Он осматривал его внимательно, и его лицо по мере осмотра становилось все серьезней. Пальцы у него были мягкие, видящие. Закончив осмотр, он отвернулся и стал мыть руки. Мыл тщательно, не спеша. Не поворачиваясь, спросил:
– Сколько мы не виделись? Дочка небось уже невеста?..
Это был приговор. Он почувствовал легкую дурноту и услышал голос Довлетова:
– Выпей… Французский коньяк, лучшее средство от всех невзгод…
Потом они, сидя друг против друга, молча выкурили по сигарете.
– Надо резать, – сказал Довлетов. – И как можно скорей…
– Какой смысл? – спросил он. – Я знаю статистику. Положительный эффект составляет десять процентов…
– Это тоже кое-что, – сказал Довлетов. – Если хочешь, ложись ко мне. У меня хороший наркоз.
– А кто будет оперировать? Ты сам? Или твой ассистент?
– Посмотрим, – сказал Довлетов. – Это не совсем моя область. К тому же знакомых, как правило, не режу… Но если ты будешь настаивать…
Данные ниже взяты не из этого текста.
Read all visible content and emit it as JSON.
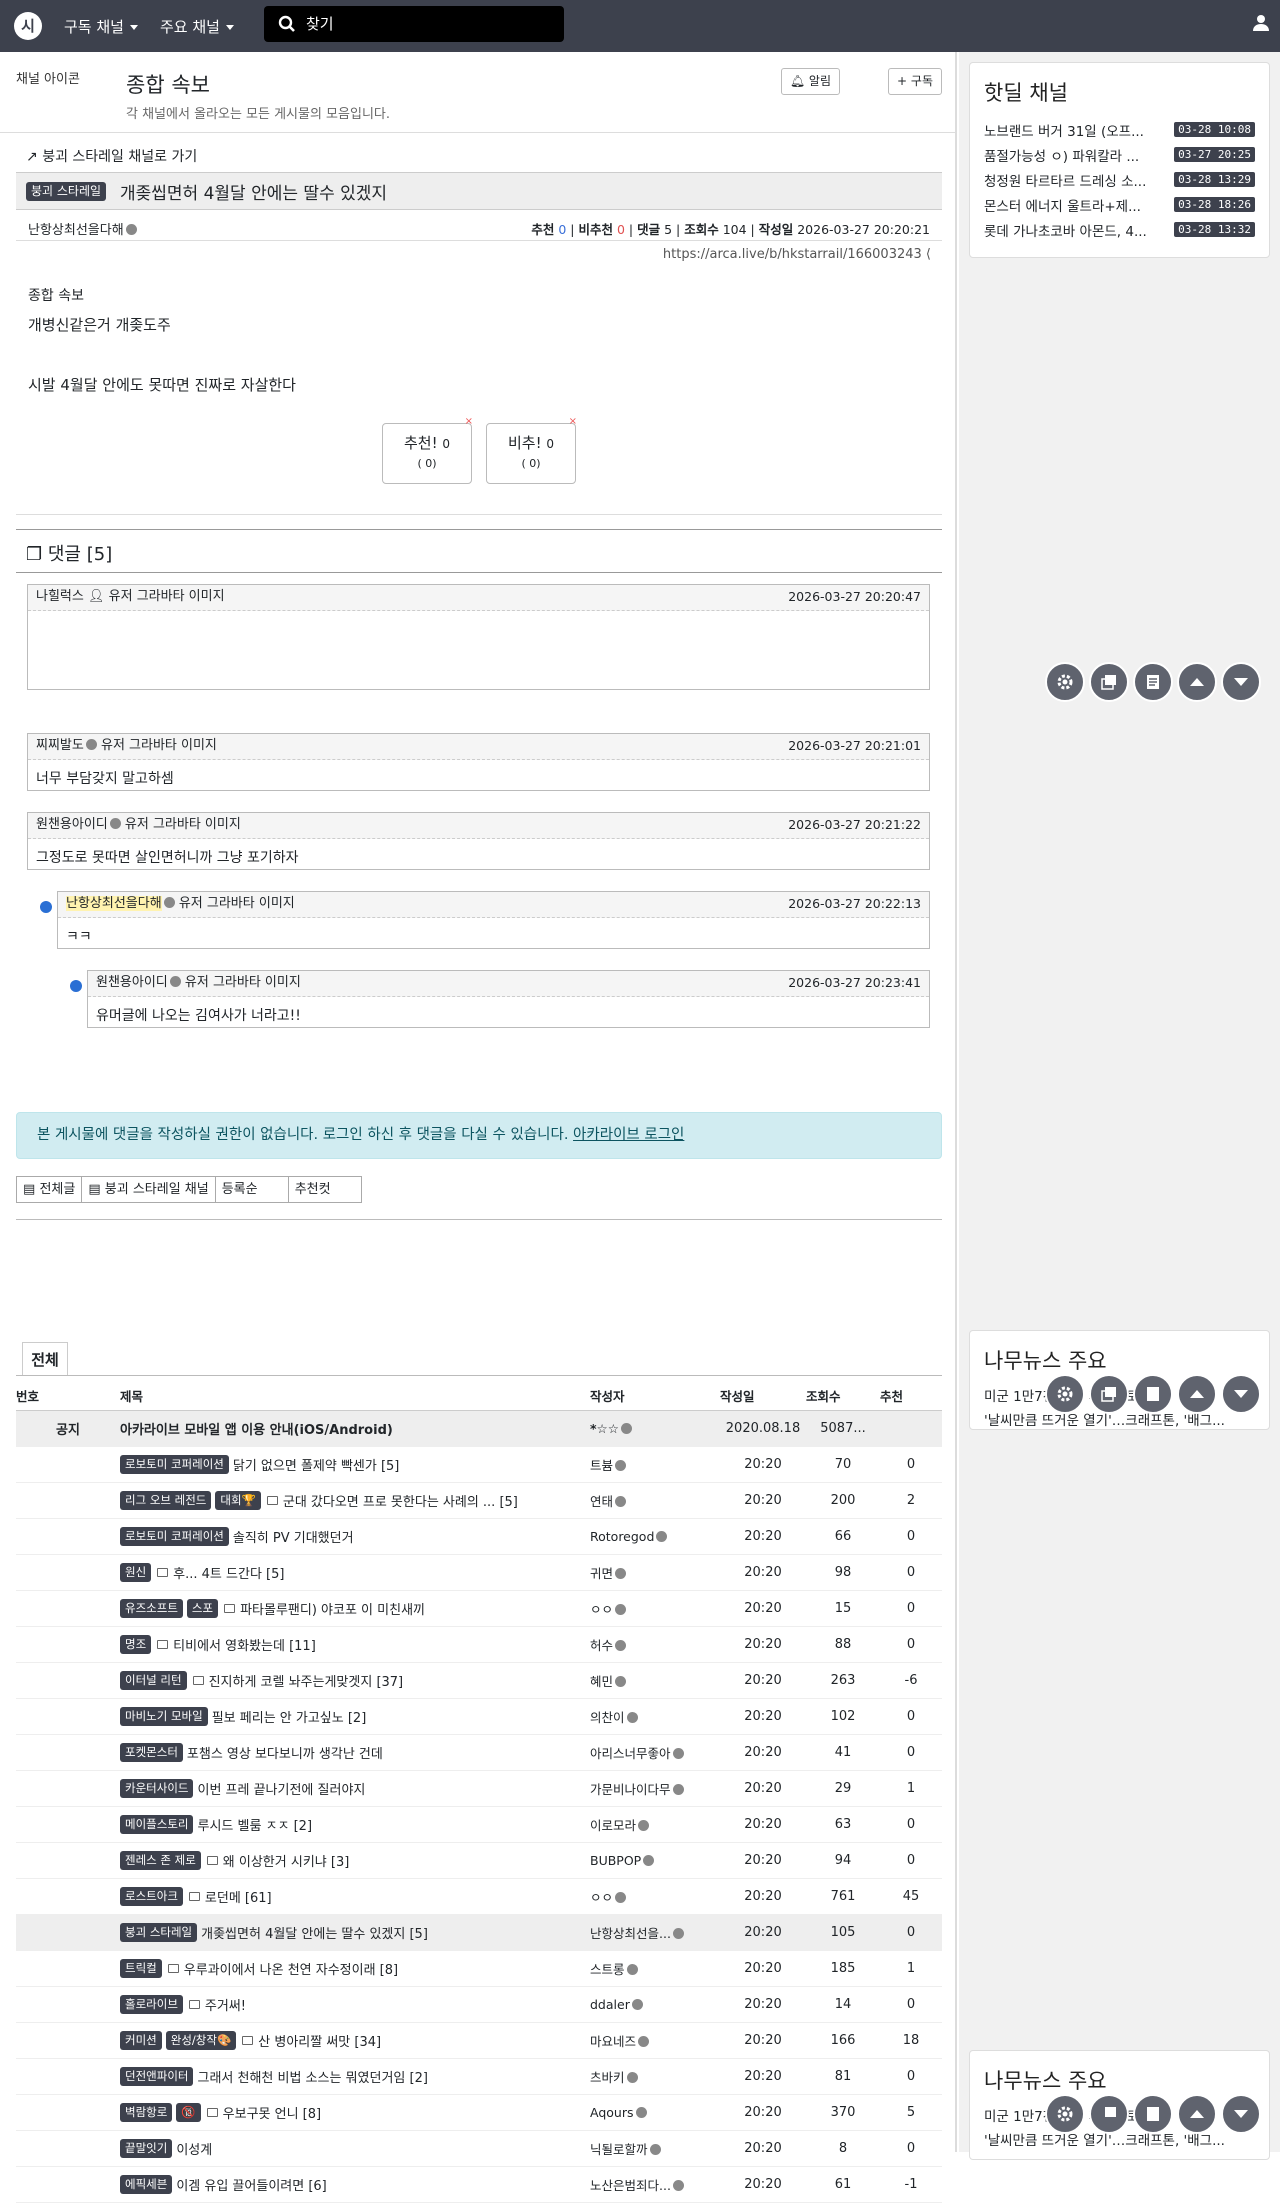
{
  "nav": {
    "menu1": "구독 채널",
    "menu2": "주요 채널",
    "search_placeholder": "찾기"
  },
  "channel": {
    "img_alt": "채널 아이콘",
    "name": "종합 속보",
    "desc": "각 채널에서 올라오는 모든 게시물의 모음입니다.",
    "alarm": "알림",
    "subscribe": "구독"
  },
  "post": {
    "back": "붕괴 스타레일 채널로 가기",
    "badge": "붕괴 스타레일",
    "title": "개좆씹면허 4월달 안에는 딸수 있겠지",
    "author": "난항상최선을다해",
    "rec_label": "추천",
    "rec": "0",
    "nrec_label": "비추천",
    "nrec": "0",
    "cmt_label": "댓글",
    "cmt": "5",
    "view_label": "조회수",
    "views": "104",
    "date_label": "작성일",
    "date": "2026-03-27 20:20:21",
    "url": "https://arca.live/b/hkstarrail/166003243",
    "img_alt": "종합 속보",
    "line1": "개병신같은거 개좆도주",
    "line2": "시발 4월달 안에도 못따면 진짜로 자살한다",
    "up_label": "추천!",
    "up_count": "0",
    "up_sub": "( 0)",
    "down_label": "비추!",
    "down_count": "0",
    "down_sub": "( 0)"
  },
  "comments": {
    "header": "댓글 [5]",
    "avatar_alt": "유저 그라바타 이미지",
    "items": [
      {
        "author": "나힐럭스",
        "time": "2026-03-27 20:20:47",
        "text": ""
      },
      {
        "author": "찌찌발도",
        "time": "2026-03-27 20:21:01",
        "text": "너무 부담갖지 말고하셈"
      },
      {
        "author": "원챈용아이디",
        "time": "2026-03-27 20:21:22",
        "text": "그정도로 못따면 살인면허니까 그냥 포기하자"
      },
      {
        "author": "난항상최선을다해",
        "time": "2026-03-27 20:22:13",
        "text": "ㅋㅋ"
      },
      {
        "author": "원챈용아이디",
        "time": "2026-03-27 20:23:41",
        "text": "유머글에 나오는 김여사가 너라고!!"
      }
    ]
  },
  "alert": {
    "text": "본 게시물에 댓글을 작성하실 권한이 없습니다. 로그인 하신 후 댓글을 다실 수 있습니다.",
    "link": "아카라이브 로그인"
  },
  "filters": [
    "전체글",
    "붕괴 스타레일 채널",
    "등록순",
    "추천컷"
  ],
  "list": {
    "tab": "전체",
    "headers": [
      "번호",
      "제목",
      "작성자",
      "작성일",
      "조회수",
      "추천"
    ],
    "notice": {
      "no": "공지",
      "title": "아카라이브 모바일 앱 이용 안내(iOS/Android)",
      "author": "*☆☆",
      "date": "2020.08.18",
      "views": "5087...",
      "rec": ""
    },
    "rows": [
      {
        "badges": [
          "로보토미 코퍼레이션"
        ],
        "icon": false,
        "title": "닭기 없으면 폴제약 빡센가 [5]",
        "author": "트븀",
        "date": "20:20",
        "views": "70",
        "rec": "0"
      },
      {
        "badges": [
          "리그 오브 레전드",
          "대회🏆"
        ],
        "icon": true,
        "title": "군대 갔다오면 프로 못한다는 사례의 ... [5]",
        "author": "연태",
        "date": "20:20",
        "views": "200",
        "rec": "2"
      },
      {
        "badges": [
          "로보토미 코퍼레이션"
        ],
        "icon": false,
        "title": "솔직히 PV 기대했던거",
        "author": "Rotoregod",
        "date": "20:20",
        "views": "66",
        "rec": "0"
      },
      {
        "badges": [
          "원신"
        ],
        "icon": true,
        "title": "후... 4트 드간다 [5]",
        "author": "귀면",
        "date": "20:20",
        "views": "98",
        "rec": "0"
      },
      {
        "badges": [
          "유즈소프트",
          "스포"
        ],
        "icon": true,
        "title": "파타몰루팬디) 야코포 이 미친새끼",
        "author": "ㅇㅇ",
        "date": "20:20",
        "views": "15",
        "rec": "0"
      },
      {
        "badges": [
          "명조"
        ],
        "icon": true,
        "title": "티비에서 영화봤는데 [11]",
        "author": "허수",
        "date": "20:20",
        "views": "88",
        "rec": "0"
      },
      {
        "badges": [
          "이터널 리턴"
        ],
        "icon": true,
        "title": "진지하게 코렐 놔주는게맞겟지 [37]",
        "author": "혜민",
        "date": "20:20",
        "views": "263",
        "rec": "-6"
      },
      {
        "badges": [
          "마비노기 모바일"
        ],
        "icon": false,
        "title": "필보 페리는 안 가고싶노 [2]",
        "author": "의찬이",
        "date": "20:20",
        "views": "102",
        "rec": "0"
      },
      {
        "badges": [
          "포켓몬스터"
        ],
        "icon": false,
        "title": "포챔스 영상 보다보니까 생각난 건데",
        "author": "아리스너무좋아",
        "date": "20:20",
        "views": "41",
        "rec": "0"
      },
      {
        "badges": [
          "카운터사이드"
        ],
        "icon": false,
        "title": "이번 프레 끝나기전에 질러야지",
        "author": "가문비나이다무",
        "date": "20:20",
        "views": "29",
        "rec": "1"
      },
      {
        "badges": [
          "메이플스토리"
        ],
        "icon": false,
        "title": "루시드 벨룸 ㅈㅈ [2]",
        "author": "이로모라",
        "date": "20:20",
        "views": "63",
        "rec": "0"
      },
      {
        "badges": [
          "젠레스 존 제로"
        ],
        "icon": true,
        "title": "왜 이상한거 시키냐 [3]",
        "author": "BUBPOP",
        "date": "20:20",
        "views": "94",
        "rec": "0"
      },
      {
        "badges": [
          "로스트아크"
        ],
        "icon": true,
        "title": "로던메 [61]",
        "author": "ㅇㅇ",
        "date": "20:20",
        "views": "761",
        "rec": "45"
      },
      {
        "badges": [
          "붕괴 스타레일"
        ],
        "icon": false,
        "title": "개좆씹면허 4월달 안에는 딸수 있겠지 [5]",
        "author": "난항상최선을...",
        "date": "20:20",
        "views": "105",
        "rec": "0",
        "cur": true
      },
      {
        "badges": [
          "트릭컬"
        ],
        "icon": true,
        "title": "우루과이에서 나온 천연 자수정이래 [8]",
        "author": "스트롱",
        "date": "20:20",
        "views": "185",
        "rec": "1"
      },
      {
        "badges": [
          "홀로라이브"
        ],
        "icon": true,
        "title": "주거써!",
        "author": "ddaler",
        "date": "20:20",
        "views": "14",
        "rec": "0"
      },
      {
        "badges": [
          "커미션",
          "완성/창작🎨"
        ],
        "icon": true,
        "title": "산 병아리짤 써맛 [34]",
        "author": "마요네즈",
        "date": "20:20",
        "views": "166",
        "rec": "18"
      },
      {
        "badges": [
          "던전앤파이터"
        ],
        "icon": false,
        "title": "그래서 천해천 비법 소스는 뭐였던거임 [2]",
        "author": "츠바키",
        "date": "20:20",
        "views": "81",
        "rec": "0"
      },
      {
        "badges": [
          "벽람항로",
          "🔞"
        ],
        "icon": true,
        "title": "우보구못 언니 [8]",
        "author": "Aqours",
        "date": "20:20",
        "views": "370",
        "rec": "5"
      },
      {
        "badges": [
          "끝말잇기"
        ],
        "icon": false,
        "title": "이성계",
        "author": "닉될로할까",
        "date": "20:20",
        "views": "8",
        "rec": "0"
      },
      {
        "badges": [
          "에픽세븐"
        ],
        "icon": false,
        "title": "이겜 유입 끌어들이려면 [6]",
        "author": "노산은범죄다...",
        "date": "20:20",
        "views": "61",
        "rec": "-1"
      }
    ]
  },
  "side": {
    "hot_title": "핫딜 채널",
    "hot": [
      {
        "t": "노브랜드 버거 31일 (오프...",
        "d": "03-28 10:08"
      },
      {
        "t": "품절가능성 ㅇ) 파워칼라 ...",
        "d": "03-27 20:25"
      },
      {
        "t": "청정원 타르타르 드레싱 소...",
        "d": "03-28 13:29"
      },
      {
        "t": "몬스터 에너지 울트라+제...",
        "d": "03-28 18:26"
      },
      {
        "t": "롯데 가나초코바 아몬드, 4...",
        "d": "03-28 13:32"
      }
    ],
    "news_title": "나무뉴스 주요",
    "news": [
      "미군 1만7천 추가 파병검토 ...",
      "'날씨만큼 뜨거운 열기'…크래프톤, '배그..."
    ]
  }
}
Прощаясь, он крепко сжал ему руку и сказал, как о решенном:
– До завтра!
Очутившись на улице, он не сел в троллейбус, а пошел пешком. Он шел механически, минуя остановку за остановкой. Смутные мысли мерцали, угасая на полпути к сознанию, где, как вспыхнувшая на пульте красная лампочка, трепетала одна-единственная мысль: «Все кончено! Все кончено!»
К этому надо было привыкнуть. Смириться с этим. Но вскоре он понял, что ни привыкнуть к этому, ни смириться с этим нельзя. Он хотел жить.
В маленьком кафе, куда забрел он случайно, было полутемно. Негромко играла радиола. Он заказал черный кофе и долго сидел, не притрагиваясь к нему, невольно отмечая взглядом смену лиц за соседними столиками, ленивые движения официанток. Кофе в маленькой белой чашке источало слишком крепкий, слишком живой аромат, и он отодвинул его от себя почти неприязненно. Но одного аромата оказалось достаточно, чтобы вернуть его к жизни, к простым будничным мыслям о доме, о том, что его ждут к обеду жена и дочь – веселые, возбужденные предстоящим плаваньем, о котором все трое мечтали еще зимой.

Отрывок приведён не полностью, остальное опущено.